爬取300个房源的详细信息,在判断房东性别问题很快就解决了,但是在住房图片的链接获取上费了一些劲,目前用了字符的切片;在抓300个详情的链接的时候开始没有找到,后来成功定位,用了循环添加,大于300停止
我的成果
我的代码
from bs4 import BeautifulSoup
import requests
headers={'User-Agent':'Mozilla/5.0 (Macintosh; Intel Mac OS X 10_9_5) AppleWebKit/537.36 (KHTML, like Gecko) Chrome/44.0.2403.130 Safari/537.36'}
def get_links():
link_list=[]
count = len(link_list)
urls=['http://bj.xiaozhu.com/search-duanzufang-p{}-0/'.format(i) for i in range(1,20)]
for url in urls:
if count >300:
break
wb_data=requests.get(url,headers=headers)

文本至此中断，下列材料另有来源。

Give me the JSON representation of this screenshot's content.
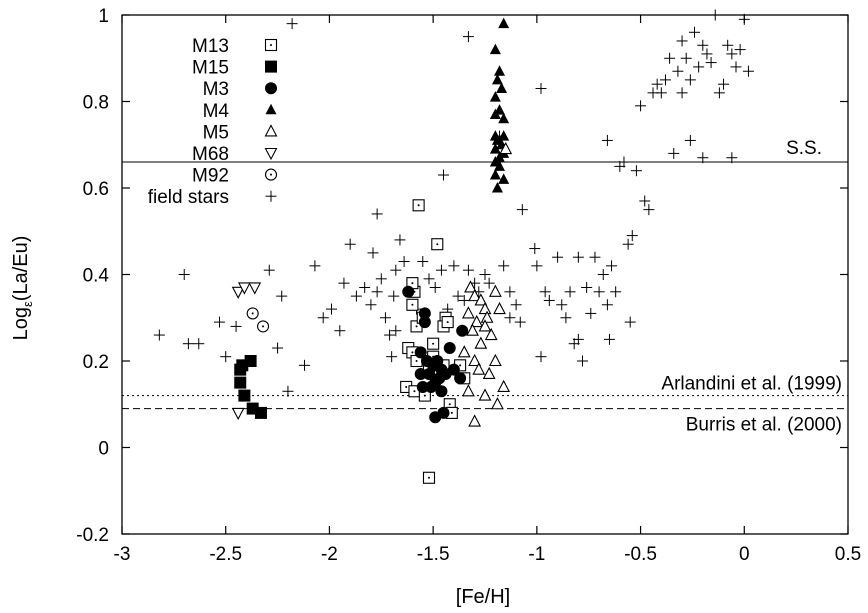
{
  "chart_data": {
    "type": "scatter",
    "xlabel": "[Fe/H]",
    "ylabel": "Log",
    "ylabel_sub": "ε",
    "ylabel_tail": "(La/Eu)",
    "xlim": [
      -3,
      0.5
    ],
    "ylim": [
      -0.2,
      1.0
    ],
    "xticks": [
      -3,
      -2.5,
      -2,
      -1.5,
      -1,
      -0.5,
      0,
      0.5
    ],
    "xtick_labels": [
      "-3",
      "-2.5",
      "-2",
      "-1.5",
      "-1",
      "-0.5",
      "0",
      "0.5"
    ],
    "yticks": [
      -0.2,
      0,
      0.2,
      0.4,
      0.6,
      0.8,
      1
    ],
    "ytick_labels": [
      "-0.2",
      "0",
      "0.2",
      "0.4",
      "0.6",
      "0.8",
      "1"
    ],
    "grid": false,
    "legend_position": "top-left",
    "reference_lines": [
      {
        "label": "S.S.",
        "y": 0.66,
        "style": "solid"
      },
      {
        "label": "Arlandini et al. (1999)",
        "y": 0.12,
        "style": "dotted"
      },
      {
        "label": "Burris et al. (2000)",
        "y": 0.09,
        "style": "dashed"
      }
    ],
    "series": [
      {
        "name": "M13",
        "marker": "square-dot",
        "points": [
          [
            -1.57,
            0.56
          ],
          [
            -1.59,
            0.36
          ],
          [
            -1.6,
            0.33
          ],
          [
            -1.62,
            0.23
          ],
          [
            -1.6,
            0.22
          ],
          [
            -1.58,
            0.2
          ],
          [
            -1.63,
            0.14
          ],
          [
            -1.59,
            0.13
          ],
          [
            -1.58,
            0.28
          ],
          [
            -1.6,
            0.38
          ],
          [
            -1.48,
            0.47
          ],
          [
            -1.44,
            0.3
          ],
          [
            -1.45,
            0.28
          ],
          [
            -1.5,
            0.21
          ],
          [
            -1.52,
            0.18
          ],
          [
            -1.42,
            0.1
          ],
          [
            -1.41,
            0.08
          ],
          [
            -1.37,
            0.19
          ],
          [
            -1.35,
            0.16
          ],
          [
            -1.5,
            0.24
          ],
          [
            -1.52,
            -0.07
          ],
          [
            -1.55,
            0.3
          ],
          [
            -1.43,
            0.29
          ],
          [
            -1.45,
            0.19
          ],
          [
            -1.54,
            0.12
          ]
        ]
      },
      {
        "name": "M15",
        "marker": "filled-square",
        "points": [
          [
            -2.42,
            0.19
          ],
          [
            -2.38,
            0.2
          ],
          [
            -2.43,
            0.15
          ],
          [
            -2.41,
            0.12
          ],
          [
            -2.37,
            0.09
          ],
          [
            -2.33,
            0.08
          ],
          [
            -2.43,
            0.18
          ]
        ]
      },
      {
        "name": "M3",
        "marker": "filled-circle",
        "points": [
          [
            -1.62,
            0.36
          ],
          [
            -1.54,
            0.31
          ],
          [
            -1.54,
            0.29
          ],
          [
            -1.36,
            0.27
          ],
          [
            -1.42,
            0.23
          ],
          [
            -1.56,
            0.22
          ],
          [
            -1.53,
            0.2
          ],
          [
            -1.5,
            0.19
          ],
          [
            -1.48,
            0.2
          ],
          [
            -1.52,
            0.17
          ],
          [
            -1.49,
            0.15
          ],
          [
            -1.46,
            0.13
          ],
          [
            -1.55,
            0.14
          ],
          [
            -1.51,
            0.14
          ],
          [
            -1.46,
            0.18
          ],
          [
            -1.44,
            0.17
          ],
          [
            -1.4,
            0.18
          ],
          [
            -1.37,
            0.16
          ],
          [
            -1.45,
            0.08
          ],
          [
            -1.49,
            0.07
          ],
          [
            -1.56,
            0.17
          ],
          [
            -1.47,
            0.16
          ]
        ]
      },
      {
        "name": "M4",
        "marker": "filled-triangle",
        "points": [
          [
            -1.16,
            0.98
          ],
          [
            -1.2,
            0.92
          ],
          [
            -1.18,
            0.87
          ],
          [
            -1.19,
            0.85
          ],
          [
            -1.17,
            0.83
          ],
          [
            -1.2,
            0.81
          ],
          [
            -1.18,
            0.78
          ],
          [
            -1.2,
            0.77
          ],
          [
            -1.16,
            0.76
          ],
          [
            -1.2,
            0.72
          ],
          [
            -1.16,
            0.72
          ],
          [
            -1.19,
            0.71
          ],
          [
            -1.17,
            0.7
          ],
          [
            -1.2,
            0.69
          ],
          [
            -1.16,
            0.68
          ],
          [
            -1.2,
            0.66
          ],
          [
            -1.18,
            0.65
          ],
          [
            -1.2,
            0.63
          ],
          [
            -1.16,
            0.62
          ],
          [
            -1.19,
            0.6
          ],
          [
            -1.18,
            0.67
          ]
        ]
      },
      {
        "name": "M5",
        "marker": "open-triangle",
        "points": [
          [
            -1.15,
            0.69
          ],
          [
            -1.32,
            0.37
          ],
          [
            -1.3,
            0.35
          ],
          [
            -1.27,
            0.34
          ],
          [
            -1.2,
            0.36
          ],
          [
            -1.25,
            0.32
          ],
          [
            -1.18,
            0.32
          ],
          [
            -1.33,
            0.31
          ],
          [
            -1.24,
            0.3
          ],
          [
            -1.29,
            0.29
          ],
          [
            -1.31,
            0.27
          ],
          [
            -1.22,
            0.26
          ],
          [
            -1.27,
            0.24
          ],
          [
            -1.35,
            0.22
          ],
          [
            -1.3,
            0.2
          ],
          [
            -1.2,
            0.2
          ],
          [
            -1.28,
            0.18
          ],
          [
            -1.23,
            0.17
          ],
          [
            -1.16,
            0.14
          ],
          [
            -1.25,
            0.12
          ],
          [
            -1.19,
            0.1
          ],
          [
            -1.3,
            0.06
          ],
          [
            -1.25,
            0.28
          ],
          [
            -1.33,
            0.13
          ]
        ]
      },
      {
        "name": "M68",
        "marker": "open-triangle-down",
        "points": [
          [
            -2.44,
            0.36
          ],
          [
            -2.41,
            0.37
          ],
          [
            -2.36,
            0.37
          ],
          [
            -2.44,
            0.08
          ]
        ]
      },
      {
        "name": "M92",
        "marker": "circle-dot",
        "points": [
          [
            -2.37,
            0.31
          ],
          [
            -2.32,
            0.28
          ]
        ]
      },
      {
        "name": "field stars",
        "marker": "plus",
        "points": [
          [
            -2.82,
            0.26
          ],
          [
            -2.7,
            0.4
          ],
          [
            -2.68,
            0.24
          ],
          [
            -2.63,
            0.24
          ],
          [
            -2.53,
            0.29
          ],
          [
            -2.5,
            0.21
          ],
          [
            -2.45,
            0.28
          ],
          [
            -2.29,
            0.41
          ],
          [
            -2.25,
            0.23
          ],
          [
            -2.23,
            0.35
          ],
          [
            -2.2,
            0.13
          ],
          [
            -2.12,
            0.19
          ],
          [
            -2.07,
            0.42
          ],
          [
            -2.03,
            0.3
          ],
          [
            -1.99,
            0.32
          ],
          [
            -1.95,
            0.27
          ],
          [
            -1.93,
            0.38
          ],
          [
            -1.9,
            0.47
          ],
          [
            -1.87,
            0.35
          ],
          [
            -1.83,
            0.37
          ],
          [
            -1.8,
            0.33
          ],
          [
            -1.79,
            0.45
          ],
          [
            -1.77,
            0.36
          ],
          [
            -1.75,
            0.39
          ],
          [
            -1.73,
            0.3
          ],
          [
            -1.71,
            0.26
          ],
          [
            -1.69,
            0.35
          ],
          [
            -1.68,
            0.41
          ],
          [
            -1.66,
            0.48
          ],
          [
            -1.64,
            0.43
          ],
          [
            -1.61,
            0.37
          ],
          [
            -1.58,
            0.32
          ],
          [
            -1.55,
            0.43
          ],
          [
            -1.52,
            0.39
          ],
          [
            -1.49,
            0.37
          ],
          [
            -1.46,
            0.41
          ],
          [
            -1.43,
            0.32
          ],
          [
            -1.4,
            0.42
          ],
          [
            -1.38,
            0.35
          ],
          [
            -1.35,
            0.34
          ],
          [
            -1.33,
            0.41
          ],
          [
            -1.3,
            0.38
          ],
          [
            -1.28,
            0.36
          ],
          [
            -1.25,
            0.4
          ],
          [
            -1.23,
            0.38
          ],
          [
            -1.16,
            0.42
          ],
          [
            -1.13,
            0.36
          ],
          [
            -1.1,
            0.33
          ],
          [
            -1.08,
            0.29
          ],
          [
            -1.13,
            0.3
          ],
          [
            -1.07,
            0.55
          ],
          [
            -1.33,
            0.95
          ],
          [
            -1.45,
            0.63
          ],
          [
            -1.18,
            0.72
          ],
          [
            -1.01,
            0.46
          ],
          [
            -1.0,
            0.42
          ],
          [
            -0.98,
            0.83
          ],
          [
            -0.96,
            0.36
          ],
          [
            -0.94,
            0.34
          ],
          [
            -0.9,
            0.44
          ],
          [
            -0.88,
            0.33
          ],
          [
            -0.86,
            0.3
          ],
          [
            -0.84,
            0.36
          ],
          [
            -0.82,
            0.24
          ],
          [
            -0.8,
            0.44
          ],
          [
            -0.78,
            0.2
          ],
          [
            -0.76,
            0.37
          ],
          [
            -0.74,
            0.31
          ],
          [
            -0.72,
            0.44
          ],
          [
            -0.7,
            0.36
          ],
          [
            -0.68,
            0.4
          ],
          [
            -0.66,
            0.33
          ],
          [
            -0.64,
            0.42
          ],
          [
            -0.62,
            0.36
          ],
          [
            -0.6,
            0.65
          ],
          [
            -0.58,
            0.66
          ],
          [
            -0.56,
            0.47
          ],
          [
            -0.55,
            0.29
          ],
          [
            -0.54,
            0.49
          ],
          [
            -0.52,
            0.64
          ],
          [
            -0.5,
            0.79
          ],
          [
            -0.48,
            0.57
          ],
          [
            -0.46,
            0.55
          ],
          [
            -0.44,
            0.82
          ],
          [
            -0.42,
            0.84
          ],
          [
            -0.4,
            0.82
          ],
          [
            -0.38,
            0.85
          ],
          [
            -0.36,
            0.9
          ],
          [
            -0.34,
            0.68
          ],
          [
            -0.32,
            0.87
          ],
          [
            -0.3,
            0.82
          ],
          [
            -0.28,
            0.9
          ],
          [
            -0.26,
            0.85
          ],
          [
            -0.24,
            0.96
          ],
          [
            -0.22,
            0.88
          ],
          [
            -0.2,
            0.93
          ],
          [
            -0.18,
            0.91
          ],
          [
            -0.16,
            0.89
          ],
          [
            -0.14,
            1.0
          ],
          [
            -0.12,
            0.82
          ],
          [
            -0.1,
            0.84
          ],
          [
            -0.08,
            0.93
          ],
          [
            -0.06,
            0.91
          ],
          [
            -0.04,
            0.88
          ],
          [
            -0.02,
            0.92
          ],
          [
            0.0,
            0.99
          ],
          [
            0.02,
            0.87
          ],
          [
            -0.2,
            0.67
          ],
          [
            -0.06,
            0.67
          ],
          [
            -0.26,
            0.71
          ],
          [
            -0.66,
            0.71
          ],
          [
            -0.8,
            0.25
          ],
          [
            -0.65,
            0.25
          ],
          [
            -0.98,
            0.21
          ],
          [
            -1.68,
            0.27
          ],
          [
            -1.7,
            0.21
          ],
          [
            -1.77,
            0.54
          ],
          [
            -2.18,
            0.98
          ],
          [
            -0.3,
            0.94
          ]
        ]
      }
    ]
  }
}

soup=BeautifulSoup(wb_data.text,'lxml')
links=soup.select('#page_list > ul > li > div.result_btm_con.lodgeunitname')
for link in links:
link_list.append(link.get('detailurl'))
return link_list
def get_info(url):
# url='http://bj.xiaozhu.com/fangzi/4131080529.html'
# url='http://bj.xiaozhu.com/fangzi/3828318529.html'
wb_data=requests.get(url)
soup=BeautifulSoup(wb_data.text,'lxml')
titles=soup.select('body > div.wrap.clearfix.con_bg > div.con_l > div.pho_info > h4 > em')

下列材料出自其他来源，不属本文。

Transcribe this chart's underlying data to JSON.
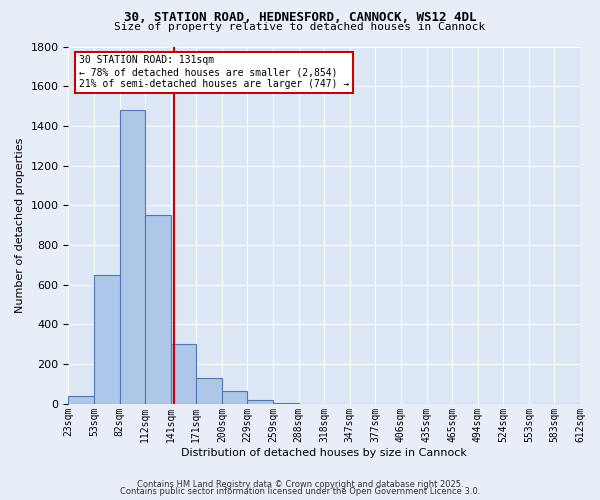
{
  "title1": "30, STATION ROAD, HEDNESFORD, CANNOCK, WS12 4DL",
  "title2": "Size of property relative to detached houses in Cannock",
  "xlabel": "Distribution of detached houses by size in Cannock",
  "ylabel": "Number of detached properties",
  "bin_labels": [
    "23sqm",
    "53sqm",
    "82sqm",
    "112sqm",
    "141sqm",
    "171sqm",
    "200sqm",
    "229sqm",
    "259sqm",
    "288sqm",
    "318sqm",
    "347sqm",
    "377sqm",
    "406sqm",
    "435sqm",
    "465sqm",
    "494sqm",
    "524sqm",
    "553sqm",
    "583sqm",
    "612sqm"
  ],
  "bar_values": [
    40,
    650,
    1480,
    950,
    300,
    130,
    65,
    20,
    5,
    0,
    0,
    0,
    0,
    0,
    0,
    0,
    0,
    0,
    0,
    0
  ],
  "bar_color": "#aec6e8",
  "bar_edge_color": "#4a7ab5",
  "bar_linewidth": 0.8,
  "vline_x": 3.63,
  "vline_color": "#cc0000",
  "annotation_title": "30 STATION ROAD: 131sqm",
  "annotation_line1": "← 78% of detached houses are smaller (2,854)",
  "annotation_line2": "21% of semi-detached houses are larger (747) →",
  "annotation_box_color": "#cc0000",
  "annotation_bg": "#ffffff",
  "bg_color": "#e8eef8",
  "plot_bg": "#dce6f5",
  "grid_color": "#ffffff",
  "ylim": [
    0,
    1800
  ],
  "yticks": [
    0,
    200,
    400,
    600,
    800,
    1000,
    1200,
    1400,
    1600,
    1800
  ],
  "footnote1": "Contains HM Land Registry data © Crown copyright and database right 2025.",
  "footnote2": "Contains public sector information licensed under the Open Government Licence 3.0."
}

areas=soup.select('body > div.wrap.clearfix.con_bg > div.con_l > div.pho_info > p > span')
prices=soup.select('#pricePart > div.day_l > span')

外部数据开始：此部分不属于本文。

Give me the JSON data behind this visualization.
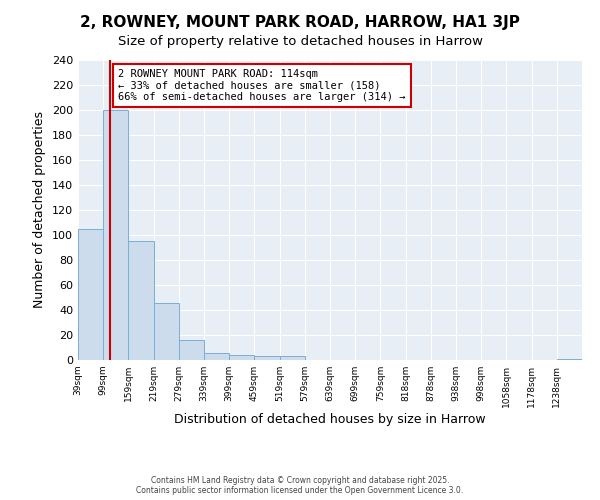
{
  "title1": "2, ROWNEY, MOUNT PARK ROAD, HARROW, HA1 3JP",
  "title2": "Size of property relative to detached houses in Harrow",
  "xlabel": "Distribution of detached houses by size in Harrow",
  "ylabel": "Number of detached properties",
  "bar_values": [
    105,
    200,
    95,
    46,
    16,
    6,
    4,
    3,
    3,
    0,
    0,
    0,
    0,
    0,
    0,
    0,
    0,
    0,
    0,
    1
  ],
  "bin_labels": [
    "39sqm",
    "99sqm",
    "159sqm",
    "219sqm",
    "279sqm",
    "339sqm",
    "399sqm",
    "459sqm",
    "519sqm",
    "579sqm",
    "639sqm",
    "699sqm",
    "759sqm",
    "818sqm",
    "878sqm",
    "938sqm",
    "998sqm",
    "1058sqm",
    "1178sqm",
    "1238sqm"
  ],
  "n_bins": 20,
  "bar_color": "#ccdcec",
  "bar_edgecolor": "#7bafd4",
  "property_size": 114,
  "annotation_line1": "2 ROWNEY MOUNT PARK ROAD: 114sqm",
  "annotation_line2": "← 33% of detached houses are smaller (158)",
  "annotation_line3": "66% of semi-detached houses are larger (314) →",
  "vline_color": "#cc0000",
  "annotation_box_edgecolor": "#cc0000",
  "ylim": [
    0,
    240
  ],
  "yticks": [
    0,
    20,
    40,
    60,
    80,
    100,
    120,
    140,
    160,
    180,
    200,
    220,
    240
  ],
  "footer1": "Contains HM Land Registry data © Crown copyright and database right 2025.",
  "footer2": "Contains public sector information licensed under the Open Government Licence 3.0.",
  "fig_facecolor": "#ffffff",
  "axes_facecolor": "#e8eef5",
  "grid_color": "#ffffff",
  "title1_fontsize": 11,
  "title2_fontsize": 9.5
}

housepics=soup.select('#imgMouseCusor')
hostimgs=soup.select('#floatRightBox > div.js_box.clearfix > div.member_pic > a > img')
hostnames=soup.select('#floatRightBox > div.js_box.clearfix > div.w_240 > h6 > a')
hostsexes=soup.select('#floatRightBox > div.js_box.clearfix > div.member_pic > div')
for title,area,price,housepic,hostimg,hostname,hostsex in zip(titles,areas,prices,housepics,hostimgs,hostnames,hostsexes):
sex='male' if hostsex.get('class') =='member_ico1' else 'female'
data={
'title':title.get_text(),
'area':area.get_text(),
'price':price.get_text(),
'housepic':'http://bj.xiaozhu.com'+housepic.get('style')[16:len(housepic.get('style'))-2],
'hostimg':hostimg.get('src'),
'hostname':hostname.get_text(),
'hostsex':sex
}
print(data)
link_list=get_links()
for i in link_list[:300]:
get_info(i)
总结
- 获取详情页面的房源图片需要再看一下答案
- 在实现level2分别构建获取链接函数存储在列表中返回,构建获取详情函数依次爬取
- 抓300链接用两层循环,翻页以及存每页链接